Guru Besar Ilmu Operasi Sistem Tenaga dan Pasar Ketenagalistrikan Universitas Hasanuddin, Prof. Ir. Muh. Bachtiar Nappu, ST, MT, M.Phil, Ph.D
SulawesiPos.com — Krisis listrik yang memicu pemadaman bergilir di wilayah Sulawesi Selatan menuai sorotan tajam dari kalangan akademisi.
Guru Besar Ilmu Operasi Sistem Tenaga dan Pasar Ketenagalistrikan Universitas Hasanuddin, Prof. Ir. Muh. Bachtiar Nappu, ST, MT, M.Phil, Ph.D, menilai pemadaman listrik yang berdurasi hingga berjam-jam setiap hari menunjukkan rapuhnya sistem mitigasi dan keandalan yang dikelola operator kelistrikan.
Bachtiar yang ditemui SPos, di Ruang Senat Rektorat Unhas, dalam Sosialisasi Ketahanan Energi Nasional, Selasa (15/9/2026), menjelaskan bahwa pemadaman bergilir terjadi akibat ketidakseimbangan antara beban kebutuhan konsumen (demand) dengan kapasitas listrik yang mampu diproduksi pembangkit (supply).
Ketika pasokan tidak mencukupi, beban terpaksa dipangkas demi menjaga kestabilan sistem.
“Dalam konsep sistem ketenagalistrikan, pemadaman listrik itu menunjukkan kegagalan insinyur dari pengelola operator sistem. Standar toleransi global umumnya hanya sekitar 10 hingga 15 menit per tahun, sedangkan saat ini pemadaman justru berlangsung berjam-jam setiap hari. Kondisi ini menandakan sistem sangat tidak andal,” ujar Bachtiar.

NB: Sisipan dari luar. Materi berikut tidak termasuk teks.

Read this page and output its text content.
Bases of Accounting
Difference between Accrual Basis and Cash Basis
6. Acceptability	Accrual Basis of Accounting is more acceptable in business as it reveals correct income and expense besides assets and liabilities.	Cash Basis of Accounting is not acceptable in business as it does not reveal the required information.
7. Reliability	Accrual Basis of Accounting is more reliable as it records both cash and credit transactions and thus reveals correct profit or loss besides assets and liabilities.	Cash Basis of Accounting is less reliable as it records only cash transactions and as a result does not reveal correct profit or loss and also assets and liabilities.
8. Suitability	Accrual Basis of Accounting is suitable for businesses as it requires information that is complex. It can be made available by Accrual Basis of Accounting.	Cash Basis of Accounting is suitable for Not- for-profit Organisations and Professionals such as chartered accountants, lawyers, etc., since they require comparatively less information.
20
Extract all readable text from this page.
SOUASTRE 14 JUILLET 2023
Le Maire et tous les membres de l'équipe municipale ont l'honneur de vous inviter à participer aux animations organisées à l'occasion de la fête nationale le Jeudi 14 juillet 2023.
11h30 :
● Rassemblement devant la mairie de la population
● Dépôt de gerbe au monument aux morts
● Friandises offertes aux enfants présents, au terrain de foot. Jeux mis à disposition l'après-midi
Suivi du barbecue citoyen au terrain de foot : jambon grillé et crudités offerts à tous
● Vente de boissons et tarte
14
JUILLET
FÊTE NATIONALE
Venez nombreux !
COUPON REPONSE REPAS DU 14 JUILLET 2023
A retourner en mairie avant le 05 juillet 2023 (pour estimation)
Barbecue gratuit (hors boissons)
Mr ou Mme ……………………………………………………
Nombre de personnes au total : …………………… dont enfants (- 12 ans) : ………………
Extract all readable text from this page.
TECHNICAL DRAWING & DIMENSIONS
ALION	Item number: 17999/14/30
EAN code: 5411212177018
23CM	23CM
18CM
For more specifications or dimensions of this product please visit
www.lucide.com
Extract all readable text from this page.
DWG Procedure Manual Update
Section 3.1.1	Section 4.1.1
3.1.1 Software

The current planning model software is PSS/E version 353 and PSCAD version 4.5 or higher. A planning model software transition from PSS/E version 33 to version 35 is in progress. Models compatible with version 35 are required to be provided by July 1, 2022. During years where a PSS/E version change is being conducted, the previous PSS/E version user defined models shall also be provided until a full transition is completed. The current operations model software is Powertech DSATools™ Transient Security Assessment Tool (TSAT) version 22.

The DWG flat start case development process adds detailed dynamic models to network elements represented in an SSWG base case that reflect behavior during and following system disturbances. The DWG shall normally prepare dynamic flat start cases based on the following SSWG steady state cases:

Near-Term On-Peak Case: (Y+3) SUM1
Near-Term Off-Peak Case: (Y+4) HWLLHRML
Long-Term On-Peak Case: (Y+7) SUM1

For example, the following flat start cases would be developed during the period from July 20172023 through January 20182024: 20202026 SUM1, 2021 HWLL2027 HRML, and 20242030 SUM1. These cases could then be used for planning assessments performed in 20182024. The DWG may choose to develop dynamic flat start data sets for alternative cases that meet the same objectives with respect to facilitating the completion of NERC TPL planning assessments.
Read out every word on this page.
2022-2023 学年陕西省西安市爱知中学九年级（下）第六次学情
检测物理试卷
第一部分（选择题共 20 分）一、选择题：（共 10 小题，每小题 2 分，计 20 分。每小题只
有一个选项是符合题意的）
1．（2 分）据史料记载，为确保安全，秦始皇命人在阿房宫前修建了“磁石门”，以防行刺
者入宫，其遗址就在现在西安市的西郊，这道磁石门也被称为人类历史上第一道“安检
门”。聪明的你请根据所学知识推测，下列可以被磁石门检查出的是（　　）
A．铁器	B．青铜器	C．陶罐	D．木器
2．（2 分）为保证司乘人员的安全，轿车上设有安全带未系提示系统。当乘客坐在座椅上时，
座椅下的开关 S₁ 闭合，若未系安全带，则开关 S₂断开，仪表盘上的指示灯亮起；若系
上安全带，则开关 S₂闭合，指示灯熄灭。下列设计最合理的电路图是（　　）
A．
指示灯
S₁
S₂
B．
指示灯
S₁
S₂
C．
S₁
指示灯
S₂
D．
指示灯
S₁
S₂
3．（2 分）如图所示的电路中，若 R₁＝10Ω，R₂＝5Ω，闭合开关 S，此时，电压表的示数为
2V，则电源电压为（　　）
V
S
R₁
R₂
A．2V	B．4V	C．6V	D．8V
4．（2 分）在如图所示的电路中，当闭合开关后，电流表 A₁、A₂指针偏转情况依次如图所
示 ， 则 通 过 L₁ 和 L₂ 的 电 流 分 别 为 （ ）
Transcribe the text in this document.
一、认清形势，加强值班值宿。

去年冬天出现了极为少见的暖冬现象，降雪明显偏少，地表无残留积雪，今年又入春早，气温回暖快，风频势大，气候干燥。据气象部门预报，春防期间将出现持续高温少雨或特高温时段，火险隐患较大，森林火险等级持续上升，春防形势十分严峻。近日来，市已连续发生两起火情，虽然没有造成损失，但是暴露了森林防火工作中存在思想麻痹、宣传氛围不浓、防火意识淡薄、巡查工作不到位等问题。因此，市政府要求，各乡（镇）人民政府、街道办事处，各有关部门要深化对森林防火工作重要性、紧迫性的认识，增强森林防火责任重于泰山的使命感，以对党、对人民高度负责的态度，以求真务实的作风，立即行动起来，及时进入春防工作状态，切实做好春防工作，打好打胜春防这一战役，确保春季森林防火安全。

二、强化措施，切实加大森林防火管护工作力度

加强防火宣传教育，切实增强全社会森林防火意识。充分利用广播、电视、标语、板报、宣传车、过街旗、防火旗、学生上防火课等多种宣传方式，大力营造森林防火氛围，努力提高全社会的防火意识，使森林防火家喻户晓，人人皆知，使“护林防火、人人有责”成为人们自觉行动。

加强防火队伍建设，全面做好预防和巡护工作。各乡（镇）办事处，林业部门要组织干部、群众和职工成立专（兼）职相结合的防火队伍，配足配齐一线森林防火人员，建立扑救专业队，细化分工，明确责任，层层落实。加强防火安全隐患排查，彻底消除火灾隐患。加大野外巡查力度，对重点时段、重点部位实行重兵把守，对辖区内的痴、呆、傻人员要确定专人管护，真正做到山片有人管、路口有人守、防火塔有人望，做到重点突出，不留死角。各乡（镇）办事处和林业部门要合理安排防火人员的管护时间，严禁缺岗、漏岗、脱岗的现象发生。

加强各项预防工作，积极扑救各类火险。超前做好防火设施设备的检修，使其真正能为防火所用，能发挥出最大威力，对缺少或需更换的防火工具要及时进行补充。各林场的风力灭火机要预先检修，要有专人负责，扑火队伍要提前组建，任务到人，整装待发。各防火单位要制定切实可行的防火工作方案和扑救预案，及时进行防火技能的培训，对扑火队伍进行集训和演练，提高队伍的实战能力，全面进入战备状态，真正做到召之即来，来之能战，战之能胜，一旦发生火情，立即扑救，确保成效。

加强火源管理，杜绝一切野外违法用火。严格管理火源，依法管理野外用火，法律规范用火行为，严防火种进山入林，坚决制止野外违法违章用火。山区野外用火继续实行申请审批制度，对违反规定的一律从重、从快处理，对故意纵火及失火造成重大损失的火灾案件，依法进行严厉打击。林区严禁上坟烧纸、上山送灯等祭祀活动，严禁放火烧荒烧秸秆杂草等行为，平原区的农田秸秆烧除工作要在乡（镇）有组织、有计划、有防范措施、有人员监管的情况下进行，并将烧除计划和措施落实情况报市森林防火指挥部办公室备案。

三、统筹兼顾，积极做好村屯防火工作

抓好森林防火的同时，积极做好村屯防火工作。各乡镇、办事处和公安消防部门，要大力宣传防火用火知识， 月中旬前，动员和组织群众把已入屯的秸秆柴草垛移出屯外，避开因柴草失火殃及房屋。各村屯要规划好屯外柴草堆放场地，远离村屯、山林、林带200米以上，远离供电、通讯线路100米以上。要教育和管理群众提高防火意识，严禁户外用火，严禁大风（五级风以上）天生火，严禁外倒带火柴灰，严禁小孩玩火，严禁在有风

Ia menegaskan, penurunan debit air di sejumlah Pembangkit Listrik Tenaga Air (PLTA) seperti Bakaru dan Poso akibat musim kemarau semestinya sudah diantisipasi jauh-jauh hari melalui skema keandalan N minus 1, yakni ketersediaan cadangan pembangkit ketika salah satu unit mengalami kendala operasi.
Menurut Wakil Dekan Kemitraan, Riset, dan Inovasi Fakultas Teknik Unhas ini, krisis energi di Sulsel bersifat multifaktor. Persoalan utama dinilai bersumber dari terganggunya pasokan bahan bakar untuk Pembangkit Listrik Tenaga Uap (PLTU) batu bara, yang memasok sekitar 60 hingga 70 persen total kebutuhan listrik di Sulsel, seperti di Punagaya dan Barru.
Letak PLTU di Sulsel yang bukan berada di mulut tambang membuat pasokan batu bara bergantung pada pengiriman tongkang dari Kalimantan. Kenaikan harga solar industri otomatis mendongkrak biaya logistik pengiriman, yang kemudian berdampak pada penurunan kapasitas produksi listrik harian dengan pagu anggaran yang sama.
Terkait pembangkit energi baru terbarukan seperti Pembangkit Listrik Tenaga Bayu (PLTB) di Sidrap dan Jeneponto, Bachtiar mengingatkan bahwa pasokannya bersifat fluktuatif (intermittent) karena bergantung pada kecepatan angin minimal 4 meter per detik, sehingga belum bisa dijadikan penopang beban dasar secara penuh.
Sebagai langkah darurat, ia mendesak PLN menerapkan strategi demand-side management guna melindungi kebutuhan masyarakat umum.
“Penggunaan listrik pada industri-industri besar bisa digeser ke siang hari untuk mengurangi beban puncak di malam hari. PLN jangan hanya menyalahkan musim kemarau, tetapi harus mengevaluasi total sistem operasinya. Fungsi sosial pelayanan publik harus tetap diutamakan dibanding pertimbangan bisnis semata,” pungkasnya.